DFormer: Diffusion-guided Transformer for Universal Image Segmentation

Hefeng Wang,Jiale Cao,Rao Muhammad Anwer,Jin Xie,Fahad Shahbaz Khan,Yanwei Pang
2023-06-08
Abstract:This paper introduces an approach, named DFormer, for universal image segmentation. The proposed DFormer views universal image segmentation task as a denoising process using a diffusion model. DFormer first adds various levels of Gaussian noise to ground-truth masks, and then learns a model to predict denoising masks from corrupted masks. Specifically, we take deep pixel-level features along with the noisy masks as inputs to generate mask features and attention masks, employing diffusion-based decoder to perform mask prediction gradually. At inference, our DFormer directly predicts the masks and corresponding categories from a set of randomly-generated masks. Extensive experiments reveal the merits of our proposed contributions on different image segmentation tasks: panoptic segmentation, instance segmentation, and semantic segmentation. Our DFormer outperforms the recent diffusion-based panoptic segmentation method Pix2Seq-D with a gain of 3.6% on MS COCO val2017 set. Further, DFormer achieves promising semantic segmentation performance outperforming the recent diffusion-based method by 2.2% on ADE20K val set. Our source code and models will be publicly on <a class="link-external link-https" href="https://github.com/cp3wan/DFormer" rel="external noopener nofollow">this https URL</a>
Computer Vision and Pattern Recognition
What problem does this paper attempt to address?

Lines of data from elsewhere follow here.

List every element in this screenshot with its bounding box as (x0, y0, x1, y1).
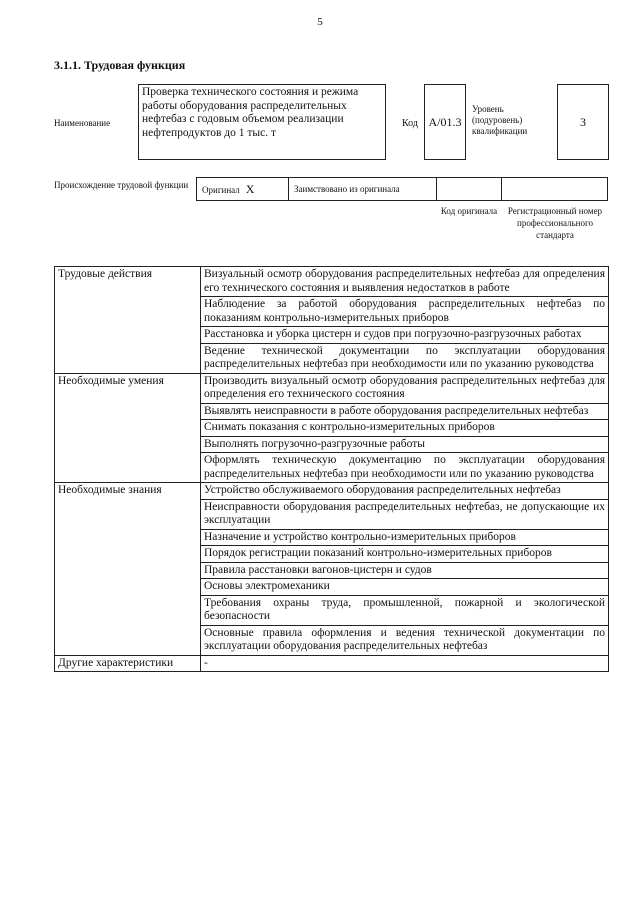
table-row (55, 267, 609, 297)
item-cell: Требования охраны труда, промышленной, пожарной и экологической безопасности (201, 595, 609, 625)
function-name-box: Проверка технического состояния и режима работы оборудования распределительных нефтебаз с годовым объемом реализации нефтепродуктов до 1 тыс. т (138, 84, 386, 160)
borrowed-cell: Заимствовано из оригинала (289, 178, 437, 200)
origin-label: Происхождение трудовой функции (54, 180, 189, 190)
category-cell: Необходимые умения (55, 373, 201, 483)
table-row (55, 483, 609, 500)
competency-table (54, 266, 609, 672)
section-heading: 3.1.1. Трудовая функция (54, 58, 186, 72)
category-cell: Необходимые знания (55, 483, 201, 656)
qualification-level-box: 3 (557, 84, 609, 160)
item-cell: Выявлять неисправности в работе оборудования распределительных нефтебаз (201, 403, 609, 420)
item-cell: Наблюдение за работой оборудования распределительных нефтебаз по показаниям контрольно-измерительных приборов (201, 297, 609, 327)
original-mark: X (245, 182, 255, 196)
registration-number-cell (502, 178, 607, 200)
registration-number-caption: Регистрационный номер профессионального стандарта (507, 206, 603, 240)
item-cell: Правила расстановки вагонов-цистерн и судов (201, 562, 609, 579)
original-label: Оригинал (202, 185, 240, 195)
item-cell: Оформлять техническую документацию по эксплуатации оборудования распределительных нефтебаз при необходимости или по указанию руководства (201, 453, 609, 483)
table-row (55, 655, 609, 672)
table-row (55, 373, 609, 403)
category-cell: Трудовые действия (55, 267, 201, 374)
item-cell: Основные правила оформления и ведения технической документации по эксплуатации оборудования распределительных нефтебаз (201, 625, 609, 655)
item-cell: - (201, 655, 609, 672)
original-code-caption: Код оригинала (440, 206, 498, 216)
item-cell: Назначение и устройство контрольно-измерительных приборов (201, 529, 609, 546)
item-cell: Снимать показания с контрольно-измерительных приборов (201, 420, 609, 437)
item-cell: Производить визуальный осмотр оборудования распределительных нефтебаз для определения его технического состояния (201, 373, 609, 403)
item-cell: Порядок регистрации показаний контрольно-измерительных приборов (201, 546, 609, 563)
origin-row (196, 177, 608, 201)
level-label: Уровень (подуровень) квалификации (472, 104, 528, 136)
item-cell: Основы электромеханики (201, 579, 609, 596)
original-code-cell (437, 178, 502, 200)
item-cell: Неисправности оборудования распределительных нефтебаз, не допускающие их эксплуатации (201, 499, 609, 529)
code-label: Код (402, 118, 418, 129)
item-cell: Выполнять погрузочно-разгрузочные работы (201, 436, 609, 453)
function-code-box: А/01.3 (424, 84, 466, 160)
page-number: 5 (317, 16, 323, 28)
original-cell (197, 178, 289, 200)
name-label: Наименование (54, 118, 111, 128)
item-cell: Расстановка и уборка цистерн и судов при погрузочно-разгрузочных работах (201, 327, 609, 344)
item-cell: Устройство обслуживаемого оборудования распределительных нефтебаз (201, 483, 609, 500)
item-cell: Ведение технической документации по эксплуатации оборудования распределительных нефтебаз при необходимости или по указанию руководства (201, 343, 609, 373)
item-cell: Визуальный осмотр оборудования распределительных нефтебаз для определения его технического состояния и выявления недостатков в работе (201, 267, 609, 297)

The problem that this paper attempts to solve is to design an effective Transformer method based on the diffusion model to achieve competitive general - purpose image segmentation performance. Specifically, existing image segmentation methods are usually optimized for specific tasks and are difficult to be effectively generalized to different image segmentation tasks. Therefore, the paper proposes DFormer, which is a diffusion - guided Transformer framework for general - purpose image segmentation. DFormer views image segmentation as a process of generating from noise masks. During the training process, noise masks are generated by adding different levels of Gaussian noise to the real - label masks, and then the Transformer decoder is used to predict the real - label masks from the noise masks. In the inference stage, DFormer directly predicts masks and their corresponding classes from a set of randomly generated noise masks. Through this method, DFormer aims to overcome the problem of insufficient generalization ability of existing methods among different image segmentation tasks, thereby achieving consistent performance improvements in multiple tasks such as panoptic segmentation, instance segmentation, and semantic segmentation. Experimental results show that DFormer outperforms the recent diffusion - model - based panoptic segmentation method Pix2Seq - D by 3.6% in the panoptic segmentation task on the MS COCO validation set, and outperforms the recent diffusion - model - based method by 2.2% in the semantic segmentation task on the ADE20K validation set. This indicates that DFormer has advantages not only in performance improvement but also in parameter efficiency and training efficiency.